Today the sun-kissed island of Favignana off the northwest coast of Sicily is popular with tourists from across the globe, but in August, 1943 it had visitors of another kind – U.S. soldiers from the 82nd Airborne Division who arrived on a fishing boat chartered for $3 in nearby Trapani.
Ready for a fight, they instead found the pleasant sounds of water lapping against the rocks and gulls overhead. With no opposition they made their way inland and eventually found an Italian colonel emerging from a farmhouse. Through interpreters they learned he was willing to surrender his garrison of 437 men and three large guns trained on the port of Trapani 20 miles distant.
But according to a written account by military historian William B. Breuer there was still a matter of honor to settle. The colonel would not hand over his men, weapons and ceremonial sword to a soldier of lesser rank.
Returning to Trapani, they consulted with the legendary commander of the corps, Gen. Matthew Bunker Ridgway.
“Hell, I’ll go,” said the general, strapping on his .45 Colt sidearm. With his men in tow, he returned to the same fisherman who again ferried U.S. soldiers to the island. Relieved at the Ridgway’s insignia of rank, the Italian colonel handed over his command.
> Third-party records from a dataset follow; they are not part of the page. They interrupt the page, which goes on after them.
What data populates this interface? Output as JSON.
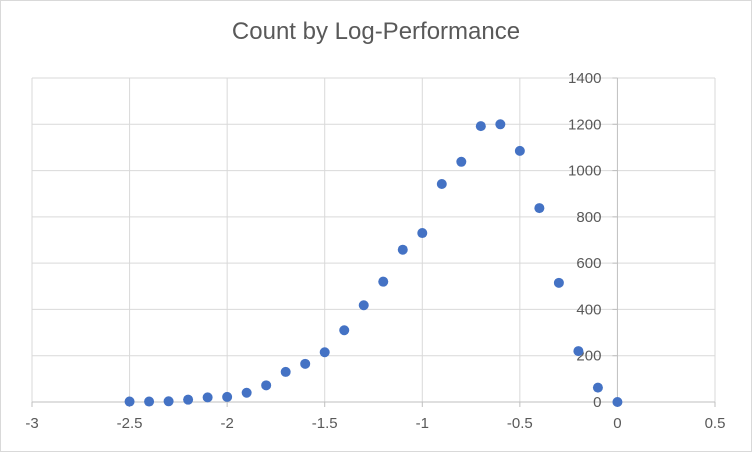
{
  "chart_data": {
    "type": "scatter",
    "title": "Count by Log-Performance",
    "xlabel": "",
    "ylabel": "",
    "xlim": [
      -3,
      0.5
    ],
    "ylim": [
      0,
      1400
    ],
    "x_ticks": [
      -3,
      -2.5,
      -2,
      -1.5,
      -1,
      -0.5,
      0,
      0.5
    ],
    "x_tick_labels": [
      "-3",
      "-2.5",
      "-2",
      "-1.5",
      "-1",
      "-0.5",
      "0",
      "0.5"
    ],
    "y_ticks": [
      0,
      200,
      400,
      600,
      800,
      1000,
      1200,
      1400
    ],
    "y_tick_labels": [
      "0",
      "200",
      "400",
      "600",
      "800",
      "1000",
      "1200",
      "1400"
    ],
    "grid": true,
    "legend": "none",
    "marker_color": "#4472c4",
    "series": [
      {
        "x": [
          -2.5,
          -2.4,
          -2.3,
          -2.2,
          -2.1,
          -2.0,
          -1.9,
          -1.8,
          -1.7,
          -1.6,
          -1.5,
          -1.4,
          -1.3,
          -1.2,
          -1.1,
          -1.0,
          -0.9,
          -0.8,
          -0.7,
          -0.6,
          -0.5,
          -0.4,
          -0.3,
          -0.2,
          -0.1,
          0.0
        ],
        "y": [
          2,
          2,
          3,
          10,
          20,
          22,
          40,
          72,
          130,
          165,
          215,
          310,
          418,
          520,
          658,
          730,
          942,
          1038,
          1192,
          1200,
          1085,
          838,
          515,
          220,
          62,
          0
        ]
      }
    ]
  }
}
Favignana then turned decidedly peaceful, returning to the timeless rhythms of the seasons and sea. Some gun emplacements and pillboxes can still be found on the rocky island, but it would be a number of years before the next strong structures were built and they would serve a much more peaceful purpose – helping supply the Bluefin tuna for which the region is still renowned.
Appearing as a stark stone iceberg piercing the azure Mediterranean, the island like the rest of Sicily has long heard the sounds of war. But through the centuries it also heard the toil of quarrymen, the so-called pirriaturi, whose hard labor and skills forged impressive caves built with the Favignana stone already famous in Roman times. The entire island is dotted with the geometry of disused quarries that resemble Arab gardens, some of them today home to luxury restaurants and tourist operations such as the Cave Bianche Hotel.
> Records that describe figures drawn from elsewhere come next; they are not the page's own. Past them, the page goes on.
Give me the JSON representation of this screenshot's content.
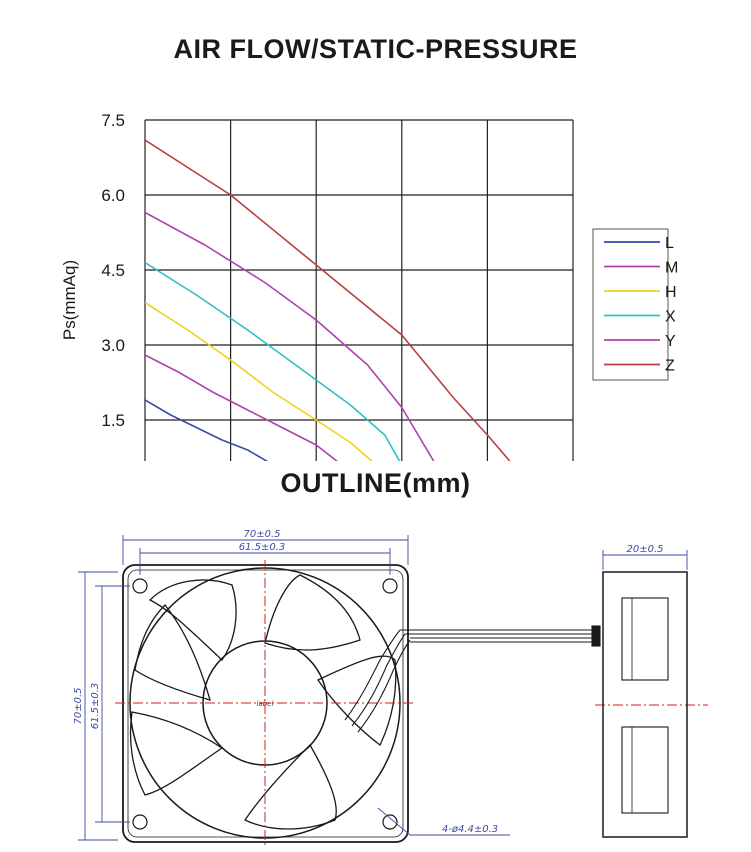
{
  "chart_data": {
    "type": "line",
    "title": "AIR FLOW/STATIC-PRESSURE",
    "ylabel": "Ps(mmAq)",
    "xlabel": "",
    "yticks": [
      "7.5",
      "6.0",
      "4.5",
      "3.0",
      "1.5"
    ],
    "ylim": [
      0.5,
      7.5
    ],
    "xlim": [
      0,
      5
    ],
    "grid": true,
    "legend_position": "right",
    "series": [
      {
        "name": "L",
        "color": "#3a4aa8",
        "x": [
          0,
          0.3,
          0.6,
          0.9,
          1.2,
          1.5
        ],
        "y": [
          1.9,
          1.6,
          1.35,
          1.1,
          0.9,
          0.6
        ]
      },
      {
        "name": "M",
        "color": "#b040b0",
        "x": [
          0,
          0.4,
          0.8,
          1.2,
          1.6,
          2.0,
          2.3
        ],
        "y": [
          2.8,
          2.45,
          2.05,
          1.7,
          1.35,
          1.0,
          0.6
        ]
      },
      {
        "name": "H",
        "color": "#f0d020",
        "x": [
          0,
          0.5,
          1.0,
          1.5,
          2.0,
          2.4,
          2.7
        ],
        "y": [
          3.85,
          3.3,
          2.7,
          2.05,
          1.5,
          1.05,
          0.6
        ]
      },
      {
        "name": "X",
        "color": "#30c0c0",
        "x": [
          0,
          0.6,
          1.2,
          1.8,
          2.4,
          2.8,
          3.0
        ],
        "y": [
          4.65,
          4.0,
          3.3,
          2.55,
          1.8,
          1.2,
          0.6
        ]
      },
      {
        "name": "Y",
        "color": "#b040b0",
        "x": [
          0,
          0.7,
          1.4,
          2.0,
          2.6,
          3.0,
          3.4
        ],
        "y": [
          5.65,
          5.0,
          4.25,
          3.5,
          2.6,
          1.75,
          0.6
        ]
      },
      {
        "name": "Z",
        "color": "#b84040",
        "x": [
          0,
          1.0,
          2.0,
          3.0,
          3.6,
          4.0,
          4.3
        ],
        "y": [
          7.1,
          6.0,
          4.6,
          3.2,
          1.95,
          1.2,
          0.6
        ]
      }
    ]
  },
  "outline": {
    "title": "OUTLINE(mm)",
    "dim_outer_width": "70±0.5",
    "dim_hole_width": "61.5±0.3",
    "dim_outer_height": "70±0.5",
    "dim_hole_height": "61.5±0.3",
    "dim_depth": "20±0.5",
    "dim_holes": "4-ø4.4±0.3",
    "hub_label": "label"
  }
}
Favignana and the even smaller island of Levanzo feature some remarkable rock art and cave shelters that date back to around 10,000 B.C.
The Miuccia Prada house hides among the crumbling stone ruins and gnarled olive trees of Levanzo with a breathtaking vista once awash with Roman triremes and Carthaginian boats. Not far from the sandy beaches, a decisive naval engagement stripped Carthage of its title Queen of the Seas. In 241 B.C. it was the site of the Roman victory that ended the First Punic War, a watershed event recorded by the ancient historian Polybius. The waters are still rich in artifacts from the famous battle. In recent years remnants of 12 bronze warship rams along with bronze helmets and armor, and widely scattered amphora, have been found. Research is continuing.
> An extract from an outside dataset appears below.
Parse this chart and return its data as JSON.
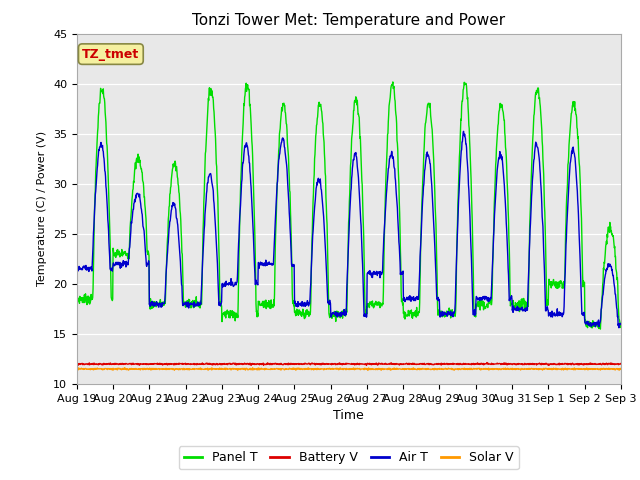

Staying overnight in Favignana you can listen to the turtle-doves sing.
Other songs called cialome are sung by tuna fishermen, the tonnaroti. Prayers and blessings resounded across the island in the 19th and 20th centuries, before, during and after the mattanza, or Sicilian tuna fishing harvest:
“Jesu Cristu cu li Santi/ E lu Santu Sarvaturi/Criasti i pisci ammari/Li tunni e li tunnari/U prumettiri e nun mancari (…)”.
Favignana is also a comune that includes the three islands of Favignana itself, Levanzo and Marettimo, the furthest of the Aegadian Islands from Trapani. Few tourists make it to Marettimo to see the gorgeous grottos and cluster of white houses with blue windows on a promontory facing two harbors. Time seems irrelevant to the fewer than 500 residents who have always been fishermen.
Since the time of the Bourbons, the most dangerous prisoners were sent to a prison on Favignana built around an ancient Norman fort. During the 1960s and ’70s, Red Brigade terrorists were housed in the maximum security facility, but today it is home to a handful of less-dangerous internees.
Naturally, the local cuisine is rich in seafood. Taste the busiate with tuna sauce, the spaghetti with limpets and end with cassatine and cassatelle desserts. Bottarga, a salted, cured fish roe, and wine from the grapes of Favignana are also favorites.
In ancient times Favignana was called Aegusa, meaning Goat Island in Greek. The modern name is derived from favonio, warm west wind.
How to get there:
Daily flights to Trapani, accessible by two-hour ferry ride from Trapani.